Il y a 30 ans, le 26 octobre 1988, le FC Liégeois, alors entraîné par Robert Waseige, éliminait, en Coupe Uefa, le grand Benfica, récent finaliste de la C1.Le club liégeois, premier club champion de Belgique, connut trois glorieuses époques : celles de ses cinq titres, au sortir du 19e siècle lors de la création de la compétition belge (1896, 1898, 1899) et après la Deuxième guerre mondial (1952 et 1953) avec une demi-finale européenne en Coupe des Villes de Foire 1964, et, enfin, les années 80, lorsque l'homme d'affaires André Marchandise succéda à Jules Georges, période ponctuée d'une victoire en Coupe de Belgique 1990 (buts de Luc Ernès et Nebosja Malbasa contre le Germinal Ekeren) et de beaux parcours en Coupes d'Europe (deux quarts de finale, en 1990 contre le Werder Brême et en 1991 contre la Juventus).
Durant ces eighties, le club liégeois emmené par Robert Waseige ne parvint pas à accrocher un sixième titre de champion. Mais il se hissa à deux reprises sur le podium de notre élite, en en 1985 et 1989. En 1988, il termina 5e seulement, mais en ordre utile pour disputer la Coupe de l'Uefa la saison suivante, et forger le plus grand exploit européen de son histoire en éliminant, le 9 novembre 1988, le grand Benfica Lisbonne, en seizièmes de finale...
Après avoir enfilé onze buts à l’US Luxembourg (7-1 et 4-0), les élèves de Robert Waseige se voient offrir un adversaire de prestige en ce mois de novembre 1988. Benfica, c'est deux Coupes des Clubs champions à son palmarès et il vient de disputer quelques mois plus tôt une nouvelle finale de C1 (perdue contre le PSV d'Eric Gerets). Le club est un habitué des longs parcours continentaux (le club portugais a perdu la finale de la Coupe de l'Uefa 1983, battu par Anderlecht). Pourtant, lors du match aller disputé à Rocourt le 26 octobre 1988, les Liégeois ne cultivent aucun complexe d'infériorité.
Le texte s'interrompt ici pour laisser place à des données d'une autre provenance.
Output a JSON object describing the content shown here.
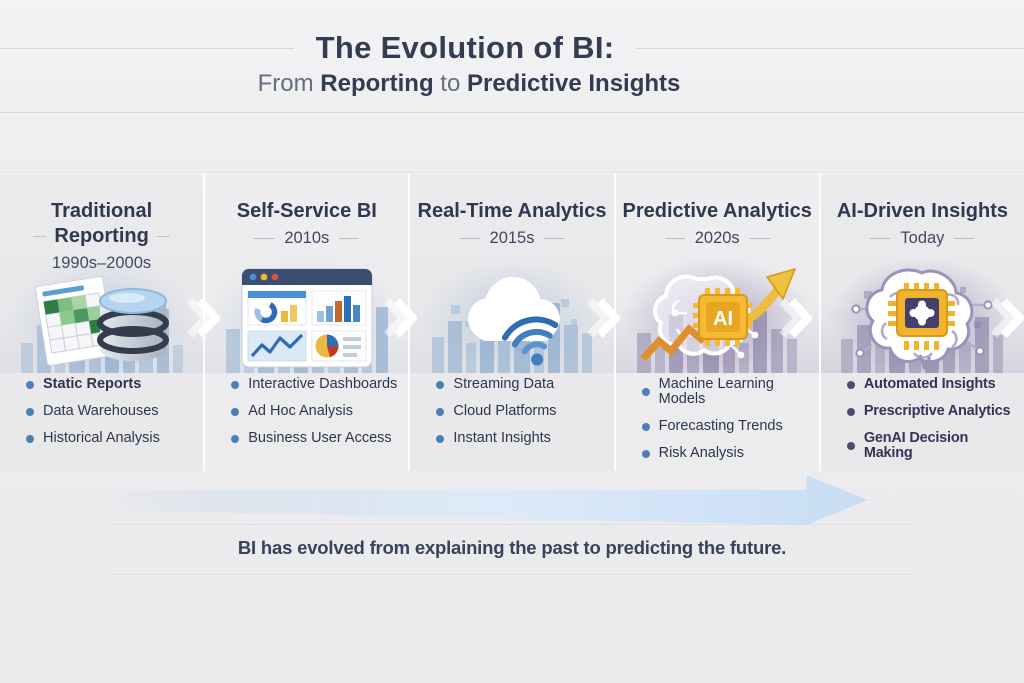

Même lorsque le génial Chalana transforme un penalty au début de la seconde période, et place le club lisboète en position de force.
“Nous avons été menés à un moment psychologiquement délicat, mais la manière utilisée pour répliquer fut parfaite : énergie, intelligence, volonté exacerbée de s’imposer coûte que coûte, du football authentique, quoi...” Robert Waseige ne boudait pas son plaisir après ce succès au 2e tour aller de la Coupe de l’Uefa, car grâce à des buts de son duo d'attaque serbe, Varga, renard des surfaces, et Malbasa, auteur d'un magique coup franc, le FC Liégeois gardait intactes ses chances de qualification avant le retour au Portugal (2-1).
Ce 9 novembre 1988, devant 80.000 personnes, les Sang&Marine forgèrent l'exploit. Malbasa fut le premier à dégainer, profitant d'un ballon relâché par le gardien Silvino à la 18e minute. Solidaires comme toujours les Liégeois arrachèrent leur qualif, malgré l'égalisation de Lima peu avant l'heure de jeu et la poussée benfiquiste pour arracher les prolongations. Liège était en huitièmes de finale après avoir éliminé Benfica : le plus grisant des faits d’arme européens tissés par une formidable bande de copains que les vicissitudes de l’existence n’ont jamais vraiment dessoudée.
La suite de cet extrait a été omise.